A wide gap between pope's efforts and local reception
This is problematic, even for the future. Let's imagine what would happen if the pope were to decide one day to open the diaconate to women.
Would there be a revolt from those clerics who reject this change, or would it be easier to just ignore the news as it is happening today?
Here's another real problem: would that decision be ignored by women as well?
In part, Francis' move to open up the ministries of lector and acolyte can be seen as being too little too late, especially compared to the aspirations of some Catholic women concerning ordination.
It is also in part the perception that there's a wide gap between the pope's announcements and the reality in the local Churches. Many Catholic women know that whatever pope Francis decides for women in the Church, it will not make a difference in their own parishes and dioceses.
The sad fact is that, in the present ecclesial environment, in many of the local Churches the pope's openings often look like empty statements, especially for what concerns the role of women in the Church.
It is hard to imagine a future for the Catholic Church in countries and societies where the Catholic tradition is now largely identified by the Church's exclusion of women.
Local bishops do not even attempt to pretend they want to embrace these changes.
"The main problem is not that women are excluded from ordination," wrote Swiss theologian Eva-Maria Faber in her important book recently translated into English, Women in Church Ministries.
"The main problem is that for them a whole realm within the Church has been closed off, not least the area of high-level consultations, decision-making, and leadership," she noted.
"An eternal postponing of changes on this issue will lead masses of female (and male) Catholics to distance themselves from the Church or even quit the faith," I wrote last April here in La Croix International.
"That will not be my choice," I said.
"But it will be for many – many more than have already made that choice. For some Catholics this is really the last call. And as a parent, this is personally my biggest fear.
"Ecclesial synodality and Catholic women need each other.

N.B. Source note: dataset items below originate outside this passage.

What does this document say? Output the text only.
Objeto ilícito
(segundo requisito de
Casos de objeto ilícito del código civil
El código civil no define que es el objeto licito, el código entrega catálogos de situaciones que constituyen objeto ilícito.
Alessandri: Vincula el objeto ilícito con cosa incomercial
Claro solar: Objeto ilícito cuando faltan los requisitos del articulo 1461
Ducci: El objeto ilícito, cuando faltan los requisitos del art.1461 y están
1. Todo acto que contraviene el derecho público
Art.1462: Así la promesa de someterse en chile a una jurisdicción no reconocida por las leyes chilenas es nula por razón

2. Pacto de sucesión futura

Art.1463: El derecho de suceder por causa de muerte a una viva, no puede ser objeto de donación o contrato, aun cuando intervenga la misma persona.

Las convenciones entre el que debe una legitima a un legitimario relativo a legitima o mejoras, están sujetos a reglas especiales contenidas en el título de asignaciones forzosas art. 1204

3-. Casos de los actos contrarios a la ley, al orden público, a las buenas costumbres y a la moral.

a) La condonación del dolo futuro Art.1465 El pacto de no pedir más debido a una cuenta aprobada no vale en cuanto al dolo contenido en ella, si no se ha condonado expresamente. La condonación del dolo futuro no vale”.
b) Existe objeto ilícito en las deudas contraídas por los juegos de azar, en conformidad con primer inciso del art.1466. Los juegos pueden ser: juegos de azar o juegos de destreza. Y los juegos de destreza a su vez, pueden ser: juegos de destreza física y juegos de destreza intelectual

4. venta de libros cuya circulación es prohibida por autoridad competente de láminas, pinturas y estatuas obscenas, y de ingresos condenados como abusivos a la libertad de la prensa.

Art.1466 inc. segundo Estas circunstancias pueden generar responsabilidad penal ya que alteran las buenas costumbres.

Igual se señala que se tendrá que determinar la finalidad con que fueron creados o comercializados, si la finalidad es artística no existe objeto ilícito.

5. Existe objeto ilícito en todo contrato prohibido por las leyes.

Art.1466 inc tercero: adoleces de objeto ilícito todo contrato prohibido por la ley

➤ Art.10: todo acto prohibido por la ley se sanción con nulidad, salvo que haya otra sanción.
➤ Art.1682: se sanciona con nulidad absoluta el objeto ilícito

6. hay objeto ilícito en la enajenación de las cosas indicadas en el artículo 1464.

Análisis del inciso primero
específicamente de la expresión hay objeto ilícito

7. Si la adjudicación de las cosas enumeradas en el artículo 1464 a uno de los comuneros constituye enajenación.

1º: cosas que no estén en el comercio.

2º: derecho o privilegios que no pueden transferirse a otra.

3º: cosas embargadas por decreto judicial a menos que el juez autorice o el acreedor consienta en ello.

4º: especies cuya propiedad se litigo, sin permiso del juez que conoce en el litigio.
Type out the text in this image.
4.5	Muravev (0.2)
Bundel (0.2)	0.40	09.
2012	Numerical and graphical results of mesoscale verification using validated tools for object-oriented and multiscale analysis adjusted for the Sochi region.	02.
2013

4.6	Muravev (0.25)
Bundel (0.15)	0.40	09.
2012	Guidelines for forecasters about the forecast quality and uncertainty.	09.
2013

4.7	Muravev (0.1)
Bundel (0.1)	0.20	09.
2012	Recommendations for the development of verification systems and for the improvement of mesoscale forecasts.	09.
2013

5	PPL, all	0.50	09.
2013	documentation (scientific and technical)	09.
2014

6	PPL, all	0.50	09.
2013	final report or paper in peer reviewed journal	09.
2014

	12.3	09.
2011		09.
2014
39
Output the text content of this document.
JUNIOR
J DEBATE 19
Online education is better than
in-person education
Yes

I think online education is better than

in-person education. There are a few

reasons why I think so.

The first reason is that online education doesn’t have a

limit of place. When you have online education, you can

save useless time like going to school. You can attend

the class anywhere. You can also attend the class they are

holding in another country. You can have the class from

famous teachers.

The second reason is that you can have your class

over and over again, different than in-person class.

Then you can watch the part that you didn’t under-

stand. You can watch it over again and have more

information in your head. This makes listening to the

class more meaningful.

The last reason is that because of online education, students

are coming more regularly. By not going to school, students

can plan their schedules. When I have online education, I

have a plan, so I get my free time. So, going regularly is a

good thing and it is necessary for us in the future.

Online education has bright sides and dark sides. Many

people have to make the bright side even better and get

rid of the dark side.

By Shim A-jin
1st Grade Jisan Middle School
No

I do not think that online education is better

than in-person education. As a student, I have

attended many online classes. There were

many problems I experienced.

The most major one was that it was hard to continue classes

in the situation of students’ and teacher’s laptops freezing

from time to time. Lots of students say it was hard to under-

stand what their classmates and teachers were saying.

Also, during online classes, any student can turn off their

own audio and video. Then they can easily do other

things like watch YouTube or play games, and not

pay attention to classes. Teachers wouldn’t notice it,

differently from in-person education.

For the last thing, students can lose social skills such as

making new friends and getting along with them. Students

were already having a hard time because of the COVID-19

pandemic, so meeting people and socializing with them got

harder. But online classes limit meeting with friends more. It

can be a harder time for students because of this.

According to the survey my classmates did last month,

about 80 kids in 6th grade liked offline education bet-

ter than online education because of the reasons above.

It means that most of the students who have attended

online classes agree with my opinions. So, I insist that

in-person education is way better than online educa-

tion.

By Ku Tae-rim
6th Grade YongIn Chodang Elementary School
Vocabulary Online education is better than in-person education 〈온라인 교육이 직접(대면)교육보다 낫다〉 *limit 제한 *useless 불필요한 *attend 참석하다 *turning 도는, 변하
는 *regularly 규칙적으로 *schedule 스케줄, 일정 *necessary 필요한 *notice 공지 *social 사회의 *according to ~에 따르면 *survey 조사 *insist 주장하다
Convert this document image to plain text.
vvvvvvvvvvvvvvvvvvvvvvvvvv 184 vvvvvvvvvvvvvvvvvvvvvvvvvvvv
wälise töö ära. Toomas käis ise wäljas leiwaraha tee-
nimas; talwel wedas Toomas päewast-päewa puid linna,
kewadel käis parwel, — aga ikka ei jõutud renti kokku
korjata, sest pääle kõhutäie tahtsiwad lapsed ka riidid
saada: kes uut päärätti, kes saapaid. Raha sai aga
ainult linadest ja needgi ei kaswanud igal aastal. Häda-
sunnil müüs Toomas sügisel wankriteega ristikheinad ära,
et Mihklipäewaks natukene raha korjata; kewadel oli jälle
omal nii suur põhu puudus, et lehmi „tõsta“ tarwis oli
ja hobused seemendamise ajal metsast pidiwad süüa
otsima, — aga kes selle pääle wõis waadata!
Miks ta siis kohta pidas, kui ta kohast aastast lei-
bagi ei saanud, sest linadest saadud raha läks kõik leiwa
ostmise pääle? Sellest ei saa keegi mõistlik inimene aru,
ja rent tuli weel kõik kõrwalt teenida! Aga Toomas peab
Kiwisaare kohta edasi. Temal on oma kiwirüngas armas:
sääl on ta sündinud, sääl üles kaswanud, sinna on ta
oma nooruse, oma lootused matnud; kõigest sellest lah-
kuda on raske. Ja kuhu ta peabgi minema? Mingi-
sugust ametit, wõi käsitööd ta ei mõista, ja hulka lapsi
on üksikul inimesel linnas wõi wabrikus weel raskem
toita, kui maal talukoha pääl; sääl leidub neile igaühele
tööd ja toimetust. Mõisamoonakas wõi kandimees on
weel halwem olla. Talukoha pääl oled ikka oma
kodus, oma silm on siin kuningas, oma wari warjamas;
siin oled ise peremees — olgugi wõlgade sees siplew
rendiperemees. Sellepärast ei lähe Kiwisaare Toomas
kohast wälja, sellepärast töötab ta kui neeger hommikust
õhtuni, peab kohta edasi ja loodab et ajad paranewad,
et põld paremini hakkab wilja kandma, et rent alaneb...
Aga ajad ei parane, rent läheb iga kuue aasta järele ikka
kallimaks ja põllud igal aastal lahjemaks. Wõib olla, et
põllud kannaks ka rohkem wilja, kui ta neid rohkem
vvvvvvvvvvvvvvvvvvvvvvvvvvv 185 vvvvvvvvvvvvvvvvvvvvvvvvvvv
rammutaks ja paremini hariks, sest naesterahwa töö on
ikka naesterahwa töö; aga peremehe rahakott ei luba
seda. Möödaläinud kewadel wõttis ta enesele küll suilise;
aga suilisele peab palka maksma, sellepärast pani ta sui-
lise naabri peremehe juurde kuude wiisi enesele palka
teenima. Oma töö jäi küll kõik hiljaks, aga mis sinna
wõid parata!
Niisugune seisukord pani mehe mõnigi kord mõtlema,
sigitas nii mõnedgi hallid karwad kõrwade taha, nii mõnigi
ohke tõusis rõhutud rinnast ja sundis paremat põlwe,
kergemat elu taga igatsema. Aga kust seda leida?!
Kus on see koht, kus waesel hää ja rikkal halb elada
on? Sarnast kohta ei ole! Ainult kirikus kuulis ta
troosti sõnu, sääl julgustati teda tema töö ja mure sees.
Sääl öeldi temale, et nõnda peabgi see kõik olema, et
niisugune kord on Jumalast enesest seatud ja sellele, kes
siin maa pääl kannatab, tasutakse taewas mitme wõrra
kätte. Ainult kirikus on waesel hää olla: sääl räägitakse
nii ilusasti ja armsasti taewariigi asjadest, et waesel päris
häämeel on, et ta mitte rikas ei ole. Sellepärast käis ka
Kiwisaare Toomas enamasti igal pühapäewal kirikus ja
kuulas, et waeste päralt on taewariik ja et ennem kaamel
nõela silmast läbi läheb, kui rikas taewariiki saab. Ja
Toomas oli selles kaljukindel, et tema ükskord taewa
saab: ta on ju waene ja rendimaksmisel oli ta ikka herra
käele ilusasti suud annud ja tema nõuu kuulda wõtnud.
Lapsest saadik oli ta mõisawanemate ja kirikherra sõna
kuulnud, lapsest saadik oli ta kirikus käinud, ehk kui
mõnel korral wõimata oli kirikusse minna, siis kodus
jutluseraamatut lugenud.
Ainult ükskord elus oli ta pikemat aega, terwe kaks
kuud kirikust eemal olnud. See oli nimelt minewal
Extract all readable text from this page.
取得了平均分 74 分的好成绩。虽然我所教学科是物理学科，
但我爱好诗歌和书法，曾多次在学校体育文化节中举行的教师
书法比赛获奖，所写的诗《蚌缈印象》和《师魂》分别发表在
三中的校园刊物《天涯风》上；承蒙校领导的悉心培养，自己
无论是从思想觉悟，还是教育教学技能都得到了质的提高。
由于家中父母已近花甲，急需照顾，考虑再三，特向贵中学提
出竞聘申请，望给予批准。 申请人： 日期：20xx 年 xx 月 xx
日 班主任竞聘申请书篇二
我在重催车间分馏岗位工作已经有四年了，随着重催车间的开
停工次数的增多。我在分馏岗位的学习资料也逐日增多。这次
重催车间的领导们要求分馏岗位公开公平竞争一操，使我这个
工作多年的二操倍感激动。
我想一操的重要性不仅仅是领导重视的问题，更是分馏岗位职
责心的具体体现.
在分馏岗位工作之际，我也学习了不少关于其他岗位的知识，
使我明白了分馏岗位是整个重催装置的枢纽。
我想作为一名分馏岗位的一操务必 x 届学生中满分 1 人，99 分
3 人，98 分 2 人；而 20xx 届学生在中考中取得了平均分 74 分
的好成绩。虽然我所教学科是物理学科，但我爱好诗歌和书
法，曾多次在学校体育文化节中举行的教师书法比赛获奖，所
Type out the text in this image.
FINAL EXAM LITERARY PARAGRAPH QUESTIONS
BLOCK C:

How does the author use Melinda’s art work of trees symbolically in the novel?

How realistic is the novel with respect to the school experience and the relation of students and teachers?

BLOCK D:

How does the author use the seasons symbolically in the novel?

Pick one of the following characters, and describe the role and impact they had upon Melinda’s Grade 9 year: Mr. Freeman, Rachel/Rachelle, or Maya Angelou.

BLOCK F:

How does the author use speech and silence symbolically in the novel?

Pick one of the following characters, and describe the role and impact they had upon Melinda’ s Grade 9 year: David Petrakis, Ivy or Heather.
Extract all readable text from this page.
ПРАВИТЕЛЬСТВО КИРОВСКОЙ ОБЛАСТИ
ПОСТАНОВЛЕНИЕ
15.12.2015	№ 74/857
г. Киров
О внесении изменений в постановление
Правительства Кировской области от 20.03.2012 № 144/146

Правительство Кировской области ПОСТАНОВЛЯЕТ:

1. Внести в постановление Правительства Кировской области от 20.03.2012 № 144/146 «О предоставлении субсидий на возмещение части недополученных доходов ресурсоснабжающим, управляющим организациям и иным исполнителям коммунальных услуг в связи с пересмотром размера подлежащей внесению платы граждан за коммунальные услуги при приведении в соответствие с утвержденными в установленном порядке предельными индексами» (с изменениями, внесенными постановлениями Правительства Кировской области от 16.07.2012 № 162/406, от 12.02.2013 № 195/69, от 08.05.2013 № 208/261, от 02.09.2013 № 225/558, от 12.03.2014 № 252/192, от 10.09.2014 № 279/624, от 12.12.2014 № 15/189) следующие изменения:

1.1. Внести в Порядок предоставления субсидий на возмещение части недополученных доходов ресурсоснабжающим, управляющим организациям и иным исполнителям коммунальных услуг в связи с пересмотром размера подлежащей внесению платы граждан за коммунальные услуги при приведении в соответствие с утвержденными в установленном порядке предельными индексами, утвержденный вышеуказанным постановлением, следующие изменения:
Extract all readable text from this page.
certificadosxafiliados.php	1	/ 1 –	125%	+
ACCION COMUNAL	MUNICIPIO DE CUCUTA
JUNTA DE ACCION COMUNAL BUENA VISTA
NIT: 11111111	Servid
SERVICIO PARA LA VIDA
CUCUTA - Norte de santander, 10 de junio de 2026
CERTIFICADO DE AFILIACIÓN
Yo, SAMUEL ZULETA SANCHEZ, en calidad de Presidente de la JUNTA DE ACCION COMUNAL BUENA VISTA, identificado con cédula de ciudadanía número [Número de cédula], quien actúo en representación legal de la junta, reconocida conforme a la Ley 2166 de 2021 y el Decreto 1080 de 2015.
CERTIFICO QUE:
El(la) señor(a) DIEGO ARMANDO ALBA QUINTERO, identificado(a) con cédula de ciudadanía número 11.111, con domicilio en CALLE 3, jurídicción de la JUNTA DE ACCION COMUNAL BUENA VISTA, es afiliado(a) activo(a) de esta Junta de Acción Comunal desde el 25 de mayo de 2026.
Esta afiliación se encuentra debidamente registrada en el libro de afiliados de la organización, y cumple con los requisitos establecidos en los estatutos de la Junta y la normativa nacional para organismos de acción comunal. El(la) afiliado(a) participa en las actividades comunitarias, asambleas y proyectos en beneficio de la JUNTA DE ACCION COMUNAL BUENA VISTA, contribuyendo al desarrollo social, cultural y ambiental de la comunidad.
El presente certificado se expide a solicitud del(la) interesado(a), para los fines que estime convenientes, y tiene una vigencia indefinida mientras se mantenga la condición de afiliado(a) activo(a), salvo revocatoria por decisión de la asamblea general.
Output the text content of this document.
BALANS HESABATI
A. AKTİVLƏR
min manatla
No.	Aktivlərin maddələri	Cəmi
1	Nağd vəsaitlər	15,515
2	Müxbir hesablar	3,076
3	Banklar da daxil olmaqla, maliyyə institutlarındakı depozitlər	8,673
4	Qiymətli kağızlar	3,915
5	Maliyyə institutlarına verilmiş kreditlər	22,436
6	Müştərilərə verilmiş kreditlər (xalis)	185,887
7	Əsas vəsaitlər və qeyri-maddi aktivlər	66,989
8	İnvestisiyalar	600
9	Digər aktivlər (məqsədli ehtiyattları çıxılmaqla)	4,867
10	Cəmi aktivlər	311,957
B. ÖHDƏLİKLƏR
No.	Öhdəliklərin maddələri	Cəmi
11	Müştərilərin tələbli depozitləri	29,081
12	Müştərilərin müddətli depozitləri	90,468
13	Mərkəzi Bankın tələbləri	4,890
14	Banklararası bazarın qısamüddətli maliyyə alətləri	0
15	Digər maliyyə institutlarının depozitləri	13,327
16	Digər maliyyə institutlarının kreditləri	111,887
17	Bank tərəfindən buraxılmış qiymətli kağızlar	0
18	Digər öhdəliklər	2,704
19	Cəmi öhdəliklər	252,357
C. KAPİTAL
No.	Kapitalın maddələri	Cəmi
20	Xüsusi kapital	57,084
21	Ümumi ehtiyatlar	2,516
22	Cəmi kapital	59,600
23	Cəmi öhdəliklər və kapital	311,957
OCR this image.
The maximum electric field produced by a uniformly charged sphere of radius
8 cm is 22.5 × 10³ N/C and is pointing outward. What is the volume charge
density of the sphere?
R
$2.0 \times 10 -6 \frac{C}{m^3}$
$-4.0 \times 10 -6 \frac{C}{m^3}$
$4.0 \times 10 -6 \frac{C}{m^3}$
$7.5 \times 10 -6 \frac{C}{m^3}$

There is no credible synodality without a new role for women in the Church.
On the other hand, without a synodal process, it is impossible or at least very hard to imagine local Churches accepting any decision that Pope Francis makes, included on women and ministry.
Until synodality becomes a lived reality, all other ecclesial reforms have but a slim chance to be implemented.The muted reception of this recent decision of Francis on the possibility for women to be formally installed as lectors and acolytes is just one example of the current ecclesial impasse.